Automatizzare un cancello o un portone non significa solo aggiungere un motore. Il sistema deve essere compatibile con la struttura metallica, con i punti di fissaggio, con il movimento dell’apertura e con l’uso previsto. Un accesso condominiale o aziendale, per esempio, può richiedere componenti più robusti rispetto a un cancello residenziale utilizzato poche volte al giorno.

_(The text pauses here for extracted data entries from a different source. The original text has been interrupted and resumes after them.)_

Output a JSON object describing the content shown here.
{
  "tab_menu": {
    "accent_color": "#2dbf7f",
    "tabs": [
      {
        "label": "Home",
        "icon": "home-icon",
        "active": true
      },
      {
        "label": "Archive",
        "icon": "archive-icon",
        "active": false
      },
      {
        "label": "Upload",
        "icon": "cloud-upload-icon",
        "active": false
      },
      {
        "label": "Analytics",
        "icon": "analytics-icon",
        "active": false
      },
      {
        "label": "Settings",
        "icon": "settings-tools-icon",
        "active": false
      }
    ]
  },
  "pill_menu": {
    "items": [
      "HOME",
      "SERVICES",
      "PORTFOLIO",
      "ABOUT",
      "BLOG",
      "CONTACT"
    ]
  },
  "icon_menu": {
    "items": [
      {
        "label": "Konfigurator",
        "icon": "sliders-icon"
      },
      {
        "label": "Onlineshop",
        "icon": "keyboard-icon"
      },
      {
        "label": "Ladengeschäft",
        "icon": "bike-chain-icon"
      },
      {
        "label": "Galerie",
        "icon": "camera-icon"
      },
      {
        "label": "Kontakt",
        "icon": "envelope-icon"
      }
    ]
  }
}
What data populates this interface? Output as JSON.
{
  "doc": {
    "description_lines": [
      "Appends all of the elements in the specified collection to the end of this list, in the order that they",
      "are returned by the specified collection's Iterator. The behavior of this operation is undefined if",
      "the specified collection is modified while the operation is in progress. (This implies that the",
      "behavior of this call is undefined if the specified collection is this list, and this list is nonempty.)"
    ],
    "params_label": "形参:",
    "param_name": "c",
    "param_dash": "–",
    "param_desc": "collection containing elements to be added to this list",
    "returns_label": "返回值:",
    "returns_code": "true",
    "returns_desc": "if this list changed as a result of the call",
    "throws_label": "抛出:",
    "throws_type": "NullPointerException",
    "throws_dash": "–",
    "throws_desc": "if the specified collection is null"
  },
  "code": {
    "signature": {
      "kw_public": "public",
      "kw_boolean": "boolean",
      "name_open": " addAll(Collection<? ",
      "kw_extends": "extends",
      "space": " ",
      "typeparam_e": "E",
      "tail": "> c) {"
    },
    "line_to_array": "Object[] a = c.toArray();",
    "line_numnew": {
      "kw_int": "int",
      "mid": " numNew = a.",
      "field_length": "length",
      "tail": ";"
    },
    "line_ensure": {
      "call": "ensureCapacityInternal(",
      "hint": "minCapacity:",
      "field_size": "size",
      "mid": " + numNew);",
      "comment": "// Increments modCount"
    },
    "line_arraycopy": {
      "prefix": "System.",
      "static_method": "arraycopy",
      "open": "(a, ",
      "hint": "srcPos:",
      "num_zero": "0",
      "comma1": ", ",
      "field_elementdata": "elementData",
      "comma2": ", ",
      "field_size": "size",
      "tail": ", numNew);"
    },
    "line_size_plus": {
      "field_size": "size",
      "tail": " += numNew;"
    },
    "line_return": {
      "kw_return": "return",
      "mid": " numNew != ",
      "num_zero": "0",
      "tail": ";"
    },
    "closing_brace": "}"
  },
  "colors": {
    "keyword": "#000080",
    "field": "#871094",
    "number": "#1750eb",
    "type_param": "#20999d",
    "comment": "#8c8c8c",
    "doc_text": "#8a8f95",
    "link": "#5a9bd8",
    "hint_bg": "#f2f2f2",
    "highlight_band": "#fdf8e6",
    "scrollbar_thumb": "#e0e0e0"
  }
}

Quando l’automazione viene prevista insieme a un nuovo cancello in ferro o a un nuovo portone, la progettazione può integrare fin dall’inizio predisposizioni, rinforzi, passaggi tecnici e accessori. Questo aiuta a ottenere un risultato più ordinato e funzionale, riducendo adattamenti successivi e interferenze con la struttura.
Nel caso di cancelli e portoni già esistenti, è importante verificare lo stato della struttura, la scorrevolezza del movimento, l’allineamento, le cerniere, le guide e gli eventuali punti di usura. Un’automazione installata su una struttura non correttamente funzionante può aumentare sollecitazioni e problemi nel tempo.
Gli accessori completano il sistema e incidono sulla praticità quotidiana. Telecomandi, fotocellule, tastiere, selettori e dispositivi di comando vanno scelti in base al contesto: abitazione privata, condominio, attività commerciale, garage o accesso aziendale. La valutazione tecnica consente di definire una configurazione coerente con sicurezza, frequenza d’uso e modalità di accesso.